Both figures are significantly lower than those that were being tossed around during budget deliberations in December. Before council began the process of trimming the budget, a tax increase of two mills and a water bill increase of 15 per cent would have been required to cover the projected costs for 2011.
St. Onge was quick to say that council was not interested in raising either rate by that much and that some tough decisions would be required.
With many of those decisions made, St. Onge expects council will set both the mill rate and water rates in the very near future.
"I think we should be able to decide what we are going to do with the water rates and the mill at the (Jan. 10 city council) meeting or the next one," said St. Onge who added that trimming the budget is a delicate balancing act for council.
Although the work and equipment is needed, they are loathe to increase taxes a significant amount in one year.
"We could easily go a couple of mills and go 25 per cent on the water and you would get everything done, but nobody wants to do that.
"What makes it a little easier is, I don't know if we have time to do all (the work) anyway. Now, some of the equipment, the people that work for us would always like to have better equipment so I think we have to pick and choose and replace some of it as we go along. We are looking very carefully at, for example, at an oil truck. That's $140,000."
News of the likely increase for Estevan comes hot on the heels of a recent press release from the Canadian Federation of Independent Business which called on all Saskatchewan municipalities to hold the line on property taxes in 2011.
The CFIB contends that because cities, towns and RMs are getting an increase in their municipal operating grants (MOG) from the provincial government a tax increase isn't necessary. The MOG, as it is called, is increasing to one full percentage point of the provincial sales tax.
With the increase, the CFIB estimates Saskatchewan cities will receive more than $101 million through the program - an increase of 113 per cent from the $47 million received in 2007.
Estevan will receive an increase of roughly $500,000 according to estimates.
"We are concerned some municipalities are already contemplating property tax hikes for 2011, despite receiving record revenue-sharing from the province," said Virginia Labbie, CFIB's policy analyst for Saskatchewan and Agri-Business.
"While many municipalities are just starting their 2011 budget deliberations, we are disappointed Saskatoon and Yorkton have already confirmed property tax hikes. Recently, Regina and Moose Jaw also proposed property tax increases of 4.13 per cent and 5.55 per cent respectively."
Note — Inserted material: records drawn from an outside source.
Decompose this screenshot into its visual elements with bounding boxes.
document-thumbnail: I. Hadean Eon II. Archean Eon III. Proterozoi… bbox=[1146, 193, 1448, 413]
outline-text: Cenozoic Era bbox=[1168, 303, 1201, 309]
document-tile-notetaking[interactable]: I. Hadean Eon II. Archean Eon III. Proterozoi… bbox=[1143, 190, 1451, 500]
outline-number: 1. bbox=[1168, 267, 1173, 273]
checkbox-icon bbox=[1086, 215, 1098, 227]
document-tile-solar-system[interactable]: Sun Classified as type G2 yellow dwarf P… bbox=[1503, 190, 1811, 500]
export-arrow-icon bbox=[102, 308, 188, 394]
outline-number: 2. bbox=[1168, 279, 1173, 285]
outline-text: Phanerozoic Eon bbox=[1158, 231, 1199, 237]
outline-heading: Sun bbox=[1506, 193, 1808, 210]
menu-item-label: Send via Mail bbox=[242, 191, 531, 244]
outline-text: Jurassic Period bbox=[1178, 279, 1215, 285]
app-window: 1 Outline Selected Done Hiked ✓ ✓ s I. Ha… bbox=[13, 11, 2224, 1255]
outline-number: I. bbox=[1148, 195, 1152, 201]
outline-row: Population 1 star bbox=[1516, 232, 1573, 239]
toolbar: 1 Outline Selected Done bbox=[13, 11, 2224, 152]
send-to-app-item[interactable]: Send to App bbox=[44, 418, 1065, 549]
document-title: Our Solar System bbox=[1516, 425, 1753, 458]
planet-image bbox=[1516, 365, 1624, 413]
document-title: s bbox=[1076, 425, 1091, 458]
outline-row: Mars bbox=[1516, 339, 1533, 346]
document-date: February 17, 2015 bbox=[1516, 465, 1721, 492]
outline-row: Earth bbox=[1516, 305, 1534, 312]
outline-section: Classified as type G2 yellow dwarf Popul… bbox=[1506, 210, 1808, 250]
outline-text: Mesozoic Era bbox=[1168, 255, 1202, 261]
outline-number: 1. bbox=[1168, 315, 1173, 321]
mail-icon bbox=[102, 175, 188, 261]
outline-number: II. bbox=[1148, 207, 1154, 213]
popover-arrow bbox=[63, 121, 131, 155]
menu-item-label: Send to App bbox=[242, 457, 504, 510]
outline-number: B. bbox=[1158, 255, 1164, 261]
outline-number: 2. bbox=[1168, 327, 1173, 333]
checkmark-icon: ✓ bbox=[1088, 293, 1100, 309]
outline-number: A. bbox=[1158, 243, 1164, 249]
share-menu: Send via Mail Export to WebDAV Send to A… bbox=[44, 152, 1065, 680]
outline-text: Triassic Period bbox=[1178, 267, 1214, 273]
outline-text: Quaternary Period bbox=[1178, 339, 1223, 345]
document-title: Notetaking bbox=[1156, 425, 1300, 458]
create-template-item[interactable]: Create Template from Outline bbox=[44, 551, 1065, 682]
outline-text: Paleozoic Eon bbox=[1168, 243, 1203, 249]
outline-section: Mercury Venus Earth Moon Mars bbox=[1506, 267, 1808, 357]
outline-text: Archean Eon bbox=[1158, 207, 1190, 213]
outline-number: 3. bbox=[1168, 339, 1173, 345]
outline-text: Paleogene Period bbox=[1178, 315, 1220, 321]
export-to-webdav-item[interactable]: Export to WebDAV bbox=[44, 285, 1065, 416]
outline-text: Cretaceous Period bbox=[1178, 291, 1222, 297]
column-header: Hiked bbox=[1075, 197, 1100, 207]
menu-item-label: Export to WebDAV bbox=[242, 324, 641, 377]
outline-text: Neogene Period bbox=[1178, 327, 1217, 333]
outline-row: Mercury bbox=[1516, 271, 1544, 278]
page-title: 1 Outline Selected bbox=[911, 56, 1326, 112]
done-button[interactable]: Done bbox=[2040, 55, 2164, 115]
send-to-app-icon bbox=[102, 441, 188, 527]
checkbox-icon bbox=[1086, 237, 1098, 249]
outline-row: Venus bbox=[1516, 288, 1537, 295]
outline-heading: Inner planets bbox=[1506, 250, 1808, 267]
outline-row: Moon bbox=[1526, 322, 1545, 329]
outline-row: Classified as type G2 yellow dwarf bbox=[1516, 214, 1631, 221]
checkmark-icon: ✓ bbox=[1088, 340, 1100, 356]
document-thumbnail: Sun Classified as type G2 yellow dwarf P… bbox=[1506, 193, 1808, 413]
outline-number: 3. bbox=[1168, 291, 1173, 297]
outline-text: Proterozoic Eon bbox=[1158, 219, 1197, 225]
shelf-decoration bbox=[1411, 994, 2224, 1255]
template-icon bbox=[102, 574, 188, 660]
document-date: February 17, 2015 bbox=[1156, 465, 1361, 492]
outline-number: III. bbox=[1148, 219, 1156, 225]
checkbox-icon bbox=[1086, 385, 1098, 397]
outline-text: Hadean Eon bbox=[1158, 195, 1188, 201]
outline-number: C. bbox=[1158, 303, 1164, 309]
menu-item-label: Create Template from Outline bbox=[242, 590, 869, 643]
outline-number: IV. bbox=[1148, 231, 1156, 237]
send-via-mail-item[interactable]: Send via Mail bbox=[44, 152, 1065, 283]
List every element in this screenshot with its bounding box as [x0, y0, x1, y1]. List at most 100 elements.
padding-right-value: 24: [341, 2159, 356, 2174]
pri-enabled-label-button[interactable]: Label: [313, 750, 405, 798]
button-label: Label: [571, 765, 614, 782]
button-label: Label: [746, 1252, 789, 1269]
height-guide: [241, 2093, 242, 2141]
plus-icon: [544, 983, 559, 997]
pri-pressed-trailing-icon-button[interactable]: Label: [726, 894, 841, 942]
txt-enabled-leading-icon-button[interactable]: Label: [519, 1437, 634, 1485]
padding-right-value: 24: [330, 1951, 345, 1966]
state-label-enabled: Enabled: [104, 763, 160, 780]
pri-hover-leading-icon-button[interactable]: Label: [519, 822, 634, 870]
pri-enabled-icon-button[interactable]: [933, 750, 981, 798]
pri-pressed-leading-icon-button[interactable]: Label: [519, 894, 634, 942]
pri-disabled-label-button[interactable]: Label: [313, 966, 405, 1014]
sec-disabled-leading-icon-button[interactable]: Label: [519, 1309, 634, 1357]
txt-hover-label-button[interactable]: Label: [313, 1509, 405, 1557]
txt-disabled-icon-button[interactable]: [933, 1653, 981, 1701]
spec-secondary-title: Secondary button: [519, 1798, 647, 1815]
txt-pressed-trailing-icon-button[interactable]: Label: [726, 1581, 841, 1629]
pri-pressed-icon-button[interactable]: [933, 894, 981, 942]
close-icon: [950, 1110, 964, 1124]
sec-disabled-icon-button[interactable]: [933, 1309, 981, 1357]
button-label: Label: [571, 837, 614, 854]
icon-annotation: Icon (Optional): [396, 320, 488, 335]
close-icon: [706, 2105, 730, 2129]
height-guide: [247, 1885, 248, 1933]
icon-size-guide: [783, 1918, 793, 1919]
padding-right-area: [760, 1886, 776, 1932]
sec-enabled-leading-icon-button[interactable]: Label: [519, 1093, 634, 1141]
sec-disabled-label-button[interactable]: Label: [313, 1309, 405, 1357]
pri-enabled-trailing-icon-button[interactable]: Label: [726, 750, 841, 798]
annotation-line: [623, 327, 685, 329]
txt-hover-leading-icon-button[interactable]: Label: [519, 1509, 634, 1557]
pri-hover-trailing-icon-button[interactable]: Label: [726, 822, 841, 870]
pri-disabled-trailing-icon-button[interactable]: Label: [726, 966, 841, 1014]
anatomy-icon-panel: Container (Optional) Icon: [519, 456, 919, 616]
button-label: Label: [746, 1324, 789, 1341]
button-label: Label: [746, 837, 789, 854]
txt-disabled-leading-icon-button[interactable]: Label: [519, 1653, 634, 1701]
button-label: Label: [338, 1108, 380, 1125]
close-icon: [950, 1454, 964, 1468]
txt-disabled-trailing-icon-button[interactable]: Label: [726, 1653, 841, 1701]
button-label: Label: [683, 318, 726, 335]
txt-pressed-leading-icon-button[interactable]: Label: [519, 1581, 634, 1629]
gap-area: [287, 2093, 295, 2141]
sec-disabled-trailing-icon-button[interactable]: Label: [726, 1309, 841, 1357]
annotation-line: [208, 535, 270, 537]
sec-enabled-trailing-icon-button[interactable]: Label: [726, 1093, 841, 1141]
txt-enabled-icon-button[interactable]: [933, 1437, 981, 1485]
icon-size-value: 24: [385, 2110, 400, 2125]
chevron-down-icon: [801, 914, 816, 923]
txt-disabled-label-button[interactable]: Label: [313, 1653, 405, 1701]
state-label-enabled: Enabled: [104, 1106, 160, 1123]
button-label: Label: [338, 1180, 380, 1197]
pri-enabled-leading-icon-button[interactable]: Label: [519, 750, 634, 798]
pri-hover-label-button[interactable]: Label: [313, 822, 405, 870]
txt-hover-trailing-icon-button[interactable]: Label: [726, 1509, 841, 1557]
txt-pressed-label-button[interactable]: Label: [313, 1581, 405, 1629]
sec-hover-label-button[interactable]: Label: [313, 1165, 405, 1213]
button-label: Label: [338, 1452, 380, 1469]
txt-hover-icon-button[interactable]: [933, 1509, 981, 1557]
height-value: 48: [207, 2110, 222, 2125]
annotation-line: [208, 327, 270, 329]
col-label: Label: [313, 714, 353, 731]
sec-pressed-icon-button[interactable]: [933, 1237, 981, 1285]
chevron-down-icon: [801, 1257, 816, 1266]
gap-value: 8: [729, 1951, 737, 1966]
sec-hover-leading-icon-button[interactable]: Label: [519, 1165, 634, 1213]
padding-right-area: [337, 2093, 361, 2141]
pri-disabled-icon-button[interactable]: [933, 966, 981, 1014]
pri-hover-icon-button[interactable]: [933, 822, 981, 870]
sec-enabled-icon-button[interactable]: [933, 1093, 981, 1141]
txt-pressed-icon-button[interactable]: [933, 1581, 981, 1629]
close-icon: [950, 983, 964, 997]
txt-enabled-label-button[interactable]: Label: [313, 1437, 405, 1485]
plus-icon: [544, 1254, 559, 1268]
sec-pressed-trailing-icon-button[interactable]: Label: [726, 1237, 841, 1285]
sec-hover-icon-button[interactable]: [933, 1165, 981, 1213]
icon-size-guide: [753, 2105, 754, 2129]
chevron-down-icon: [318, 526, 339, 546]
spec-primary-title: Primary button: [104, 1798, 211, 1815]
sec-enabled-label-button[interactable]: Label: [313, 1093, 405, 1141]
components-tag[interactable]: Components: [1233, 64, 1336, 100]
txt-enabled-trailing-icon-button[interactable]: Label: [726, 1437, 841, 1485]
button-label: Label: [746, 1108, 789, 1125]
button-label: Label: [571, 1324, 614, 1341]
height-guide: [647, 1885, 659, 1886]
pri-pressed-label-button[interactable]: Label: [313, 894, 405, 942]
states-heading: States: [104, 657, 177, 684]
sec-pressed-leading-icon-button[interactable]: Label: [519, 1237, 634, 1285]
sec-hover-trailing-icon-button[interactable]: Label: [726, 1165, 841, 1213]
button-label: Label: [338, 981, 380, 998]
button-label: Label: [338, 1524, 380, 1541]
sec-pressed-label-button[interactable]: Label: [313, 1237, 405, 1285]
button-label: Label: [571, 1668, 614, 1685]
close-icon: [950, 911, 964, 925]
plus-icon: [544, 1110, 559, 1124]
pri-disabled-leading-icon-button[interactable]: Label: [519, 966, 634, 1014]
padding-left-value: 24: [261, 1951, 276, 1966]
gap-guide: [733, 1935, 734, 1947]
A recent CFIB survey found 83 per cent of Saskatchewan respondents said given this additional revenue, municipalities should avoid a property tax increase in 2011.
"There just isn't the appetite among small business owners to take another hit to their bottom line when the province has provided long-term, sustainable and predictable revenue sharing with municipalities," said Labbie.
"Small business owners work hard to live within their means and count on their city councils to do the same as they work to finalize their budgets in the new year."
When asked how municipalities should reduce spending, Saskatchewan small business owners favoured cities focusing on core municipal services, addressing the gap between municipal and private sector salaries and benefits, and contracting out city services.
The province has provided $103 million in education property tax savings in 2010 and has committed to an additional $53 million in tax savings in 2011.
"It's evident Saskatchewan business owners are concerned municipal property tax hikes will continue to erode savings from the education property tax relief delivered by the province," Labbie said. "Budgets are all about sending signals. Increasing property taxes will impact a small business owners' ability to be competitive and that is why we're urging Municipal leaders to use this additional revenue prudently and avoid a property tax hike in 2011."